L’espressione invece viene spesso usata come paravento per continuare con lo stesso modello produttivo con alcuni ritocchi che vadano incontro alla sensibilità nel frattempo maturata tra le persone e diano loro l’illusione di un nuovo corso.
Riteniamo pertanto che la narrazione divulgata sia colpevolmente parziale e che essa risenta degli interessi capitalistici che considera la transizione verde un passaggio sia inevitabile che necessario . Le energie cosiddette ‘pulite’ implicano infatti il ricorso a minerali ‘sporchi’ il cui sfruttamento è tutto tranne che pulito; le energie cosiddette ‘rinnovabili’ si basano sullo sfruttamento di materie prime che  non sono rinnovabili.

Di una visione ben diversa è portatore il nostro programma, molto esplicito sull’unico principio accettabile oggi: gli interventi devono essere ispirati all’economia circolare che punta a non produrre scarti e a ridurre i consumi superflui.

 

A questo principio conseguono obiettivi altrettanto chiari: la riduzione dei consumi energetici negli edifici pubblici e privati ad esempio, attraverso interventi di ristrutturazione energetica non lasciati a carico dei singoli qualora questi non fossero in grado di sostenere i costi iniziali.

 

Per quando riguarda la gestione dei rifiuti, essi devono essere ridotti al minimo /imballaggi inutili, sprechi nel confezionamento dei prodotti, materiali “usa e getta” ecc.), va poi ulteriormente ridotta la quantità di quelli che vengono portati allo smaltimento.

 

La stessa modalità può essere adottata per l’acqua, una risorsa indispensabile per la vita e per lo svolgimento delle attività produttive, di cui la siccità comincia a rendere drammatica la carenza. L’obiettivo principale è ridurre le perdite degli acquedotti, che possono ammontare fino al 60%, dell’acqua catturata dalle falde idriche e gestire le reti con un consumo di energia elettrica molto minore.

Ricordo che l’acqua è un bene comune e ne va garantita la proprietà pubblica.
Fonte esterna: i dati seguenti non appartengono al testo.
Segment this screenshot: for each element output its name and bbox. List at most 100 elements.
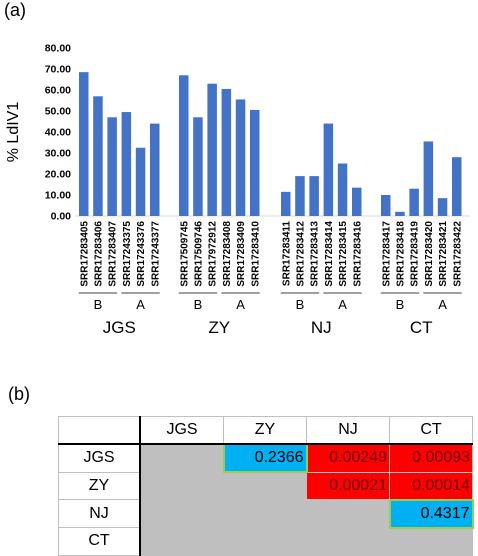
bar (337, 163, 348, 216)
table-corner-cell (58, 416, 141, 445)
bar (79, 72, 89, 217)
y-tick-label: 10.00 (45, 190, 71, 202)
subgroup-label: A (136, 297, 145, 312)
x-tick-label: SRR17283417 (381, 221, 392, 287)
bar (179, 75, 189, 216)
pvalue-cell (389, 527, 473, 556)
subgroup-label: B (296, 297, 305, 312)
x-tick-label: SRR17283406 (93, 221, 104, 287)
bar (193, 117, 203, 216)
bar (437, 198, 448, 216)
pvalue-cell (306, 499, 390, 528)
x-tick-label: SRR17283405 (79, 221, 90, 287)
x-tick-label: SRR17283412 (295, 221, 306, 287)
group-label: CT (410, 318, 433, 337)
y-axis-title: % LdIV1 (5, 102, 22, 163)
bar (352, 187, 362, 216)
subgroup-label: B (94, 297, 103, 312)
x-tick-label: SRR17283422 (452, 221, 463, 287)
x-tick-label: SRR17283411 (281, 221, 292, 286)
pvalue-cell (223, 471, 307, 500)
bar (452, 157, 462, 216)
bar (309, 176, 319, 216)
bar (235, 99, 246, 216)
y-tick-label: 20.00 (45, 169, 71, 181)
pvalue-cell (223, 527, 307, 556)
table-row: CT (58, 527, 473, 556)
x-tick-label: SRR17283418 (395, 221, 406, 287)
bar-chart: % LdIV1 0.00 10.00 20.00 30.00 40.00 50.00 60.0… (5, 43, 470, 337)
bar (281, 191, 291, 216)
bar (381, 195, 391, 216)
bar (295, 176, 305, 216)
panel-a-label: (a) (4, 0, 26, 20)
bar (150, 123, 160, 216)
pvalue-cell (139, 527, 224, 556)
table-row: NJ 0.4317 (58, 498, 474, 529)
bar (409, 188, 419, 216)
panel-b-label: (b) (8, 384, 30, 404)
y-tick-label: 50.00 (45, 106, 71, 118)
bar (107, 117, 117, 216)
pvalue-cell: 0.00014 (389, 471, 473, 500)
subgroup-label: A (438, 297, 447, 312)
x-tick-label: SRR17243377 (150, 221, 161, 287)
subgroup-label: A (236, 297, 245, 312)
group-label: JGS (103, 318, 136, 337)
y-tick-label: 70.00 (45, 64, 71, 76)
column-header: CT (389, 416, 473, 445)
pvalue-table: JGS ZY NJ CT JGS 0.2366 0.00249 0.00093 ZY 0.000… (58, 416, 474, 556)
y-tick-label: 60.00 (45, 85, 71, 97)
subgroup-label: A (338, 297, 347, 312)
pvalue-cell: 0.00021 (306, 471, 390, 500)
x-tick-label: SRR17283414 (324, 221, 335, 287)
table-row: ZY 0.00021 0.00014 (58, 471, 473, 500)
pvalue-cell (139, 443, 224, 473)
y-tick-label: 0.00 (51, 211, 72, 223)
x-tick-label: SRR17283413 (310, 221, 321, 287)
column-header: NJ (306, 416, 390, 445)
x-tick-label: SRR17283408 (222, 221, 233, 287)
x-tick-label: SRR17509745 (179, 221, 190, 287)
bar (250, 109, 260, 216)
y-tick-label: 80.00 (45, 43, 71, 55)
group-label: NJ (311, 318, 332, 337)
row-header: NJ (58, 499, 141, 528)
bar (135, 147, 146, 216)
x-tick-label: SRR17283410 (250, 221, 261, 287)
x-tick-label: SRR17243376 (136, 221, 147, 287)
pvalue-cell: 0.00249 (306, 443, 390, 473)
row-header: JGS (58, 443, 141, 473)
bar (93, 96, 103, 216)
subgroup-label: B (194, 297, 203, 312)
x-tick-label: SRR17283407 (108, 221, 119, 287)
x-tick-label: SRR17283415 (338, 221, 349, 287)
bar (323, 123, 334, 216)
group-label: ZY (208, 318, 230, 337)
x-tick-label: SRR17509746 (193, 221, 204, 287)
bar (121, 112, 132, 216)
subgroup-label: B (396, 297, 405, 312)
x-tick-label: SRR17283421 (438, 221, 449, 287)
pvalue-cell (139, 471, 224, 500)
bar (221, 88, 232, 216)
pvalue-cell: 0.2366 (222, 443, 308, 473)
x-tick-label: SRR17283416 (352, 221, 363, 287)
x-tick-label: SRR17243375 (122, 221, 133, 287)
x-tick-label: SRR17283420 (424, 221, 435, 287)
pvalue-table-body: JGS 0.2366 0.00249 0.00093 ZY 0.00021 0.00014 N… (58, 443, 474, 556)
pvalue-cell (139, 499, 224, 528)
pvalue-cell: 0.4317 (388, 498, 474, 529)
column-header: ZY (223, 416, 307, 445)
pvalue-cell (223, 499, 307, 528)
pvalue-cell (306, 527, 390, 556)
bar (207, 83, 217, 216)
bar (423, 141, 434, 216)
row-header: ZY (58, 471, 141, 500)
row-header: CT (58, 527, 141, 556)
table-row: JGS 0.2366 0.00249 0.00093 (58, 443, 473, 473)
column-header: JGS (139, 416, 224, 445)
x-tick-label: SRR17972912 (208, 221, 219, 287)
pvalue-cell: 0.00093 (389, 443, 473, 473)
pvalue-table-header: JGS ZY NJ CT (58, 416, 473, 445)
Lo ha sancito il referendum del 2011 del tutto però disatteso, a parte qualche lodevole eccezione. Transizione ecologica significa anche sostenere gli operatori del settore primario che lavorano nella tutela del paesaggio e della fauna, nel rispetto della natura e nella produzione di cibo di qualità. Per quanto riguarda l’agricoltura, pochi mesi fa l’Ue, ritirando il provvedimento sull’uso sostenibile dei pesticidi, ha invece confermato di fare l’interesse delle grandi aziende (e delle lobbies dei fitofarmaci), che sono spesso ad alto impatto ambientale ed anche quelle che ricevono la maggior parte dei contributi europei

 

Il tema della carne coltivata ha fatto molto discutere. La sua introduzione è positiva o negativa? Perché?
Va precisato che l’espressione “carne sintetica” è errata perché indica un alimento proteico ricavato da un processo di coltivazione in vitro di cellule staminali animali, non un prodotto di sintesi.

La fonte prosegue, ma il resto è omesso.